When I was in college, I worked at a video game store in one of the largest shopping malls in southern California. There I learned the ins and outs of the retail business: customer service, inventory routines, cash handling, sales, and much more.
However, working in a mall was also a social experience, one that helped shaped my behavior to this day. During my years at the mall, my colleagues and I created social bonds beyond our close-knit band of game-store employees. We often socialized with other mall workers who identified with the plight of often arduous retail work. Be it staff from the food court, music store, or the various retail carts that dotted the mall isles—we were all in it together. We would always chat during our breaks throughout the day while patronizing our respective shops. Few moments felt better than the hearty “let’s go home” farewell chants at the end of long workdays.
As my career progressed, part-time work became full-time work and the mall was replaced by office parks and clusters of downtown government buildings. Wherever I was employed, my network extended well beyond my immediate workplace. It was only natural that I would take this practice with me when I started working in Tokyo.

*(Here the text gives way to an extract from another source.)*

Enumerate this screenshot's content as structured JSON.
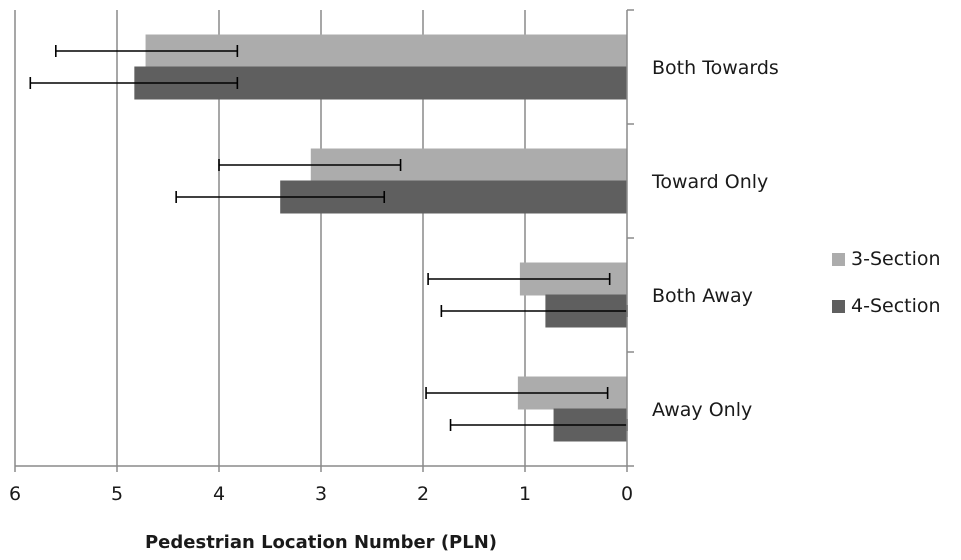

However, I learned that things are different here. Although I was working in office buildings that contained businesses and shops filled with people to interact with on a regular basis, I observed that conversations of any depth between employees of separate workplaces were rare.
Small talk with those outside of your immediate circles—even with people you see every day—isn’t a common behavior in many of Japan’s dense urban centers. In fact, attempting to engage in small talk can actually be disruptive to the flow of business. Take a grocery or convenience store checkout line, for example. Here, speaking with a clerk about anything beyond point cards and plastic bags may generate a shockwave of confusion that will grind the checkout process to a halt.
That being said, I’ve learned that there are always some people around that are willing to engage in a little more conversation than “Would you like a bag with that?” In every office building that I’ve worked, I’ve managed to meet people who brightened my day whenever I made my daily coffee and snack runs with my colleagues. Some of those connections still exist to this day–well over a decade since they were first formed.
So, if you are planning on working in a place like Tokyo, and you’re coming from a country with a more outgoing culture, know that your social interactions may differ here. That being said, if you’re friendly and polite to those around you, you’ll eventually become part of a community. It just might take longer for that to happen than what you are used to.